Football Team

Gibson is 'loving' the way Turner is using him in the offense

Football Team
Washington Football Team quarterback Alex Smith (11) hands the ball off to running back Antonio Gibson (24) on day twenty-one of training camp at Inova Sports Performance Center in Ashburn, Virginia.
© Geoff Burke-USA TODAY Sports

There's been one recurring theme ever since the Washington Football Team selected Antonio Gibson with the 66th overall pick in the 2020 NFL Draft:

How will Washington use him?

Gibson did a little bit of everything for Memphis during his senior season in 2019. However, despite the rookie's natural background at wide receiver, Washington drafted Gibson as a running back, and the No. 24 he sports on his jersey would support that.

But Gibson's official position as running back is nothing more than a formality. Offensive coordinator Scott Turner has experimented with the rookie all over the field in training camp. Gibson addressed the local media on Sunday, and the rookie explained he's thrilled by the different looks he's been getting in Turner's system.

"I’m actually loving it. This is probably the first time I’m not being limited to just doing a certain thing," Gibson said. "Usually it’s like, ‘Oh, he can do screens or jets and things like that.’ Here, he has me doing a lot. Power to receiver to jets to screens, all of that.

"It just makes it hard on the defense," Gibson continued. "I feel like I can help out the team there because it will always have guys confused."

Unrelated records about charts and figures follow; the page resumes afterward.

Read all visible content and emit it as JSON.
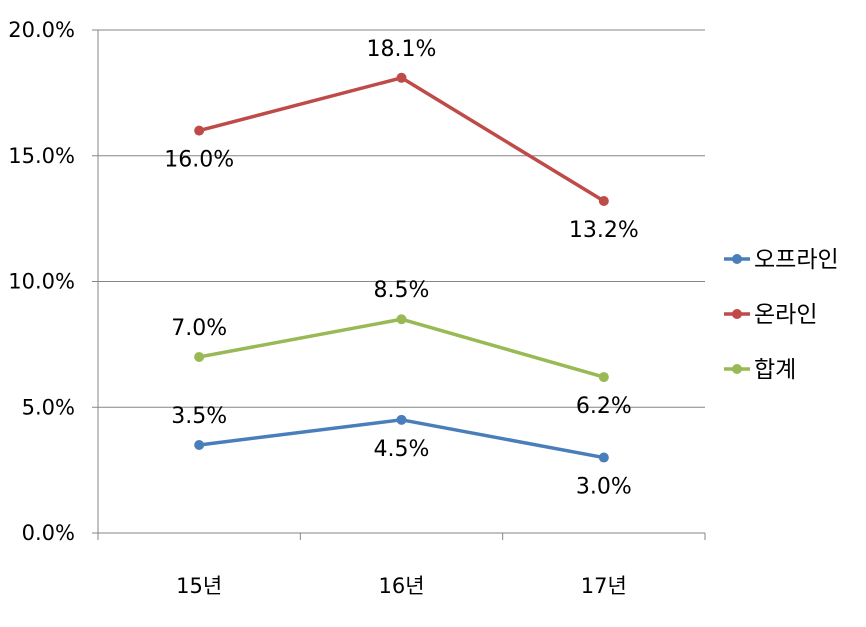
{
  "chart_data": {
    "type": "line",
    "categories": [
      "15년",
      "16년",
      "17년"
    ],
    "ylim": [
      0,
      20
    ],
    "y_ticks": [
      "0.0%",
      "5.0%",
      "10.0%",
      "15.0%",
      "20.0%"
    ],
    "grid": true,
    "legend_position": "right",
    "series": [
      {
        "name": "오프라인",
        "color": "#4a7ebb",
        "values": [
          3.5,
          4.5,
          3.0
        ],
        "labels": [
          "3.5%",
          "4.5%",
          "3.0%"
        ]
      },
      {
        "name": "온라인",
        "color": "#be4b48",
        "values": [
          16.0,
          18.1,
          13.2
        ],
        "labels": [
          "16.0%",
          "18.1%",
          "13.2%"
        ]
      },
      {
        "name": "합계",
        "color": "#98b954",
        "values": [
          7.0,
          8.5,
          6.2
        ],
        "labels": [
          "7.0%",
          "8.5%",
          "6.2%"
        ]
      }
    ]
  }
}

While Gibson feels he was limited to doing just certain things in the past, his numbers at Memphis say otherwise. As a senior, Gibson touched the ball 71 times on offense, with almost an even split between carries (33) and receptions (38). That's certainly not doing just one thing.


But here's where it gets good.

On those 33 rushes, Gibson averaged an epic 11.2 yards-per-carry. On the 38 passes caught, Gibson totaled 19.2 yards-per-reception. Of those 71 scrimmage touches, Gibson found the end zone 12 times. The rookie also served as Memphis' kick returner last fall and averaged 28 yards per return, including a 97-yard score against SMU.

When the ball is in Gibson's hands, he makes things happen.

Turner knows that, which is why he's given the rookie plenty of reps during Washington's truncated camp. In fact, Gibson even admitted he's gotten more reps than he imagined. 

"Definitely more than I expected coming in as a rookie. I always expect to play no matter where I go, but sometimes you’ve got to work your way to that," Gibson said. "I’ve been getting a lot of reps. I don’t know if that’s just a rookie thing with them throwing reps at me, but that just shows that they see something in me."


One of the biggest strengths of Gibson's game is his ability to break tackles. On his 71 touches last season, Gibson broke an incredible 33 tackles, according to Pro Football Focus. 

Gibson's ability to make things happen out of nothing is exactly what Washington needs. Outside of Terry McLaurin, the unit has a bunch of young, unproven talent. The group is desperate for playmakers, and that's exactly what Gibson was in college.

"DB, linebacker, whoever you put out there, I’ve got that mindset that if you line up in front of me, you’re going to have to give me your all because I feel like nobody can guard me if you line up across from me," Gibson said. "That’s just my mindset from playing receiver all these years. Linebacker, DB, safety, whoever. You know I’m coming at you."

Whatever his role may be in Washington, Gibson is confident he will deliver. 

"I’m ready to handle that," Gibson said. "You throw me in there and I’m going to get it done."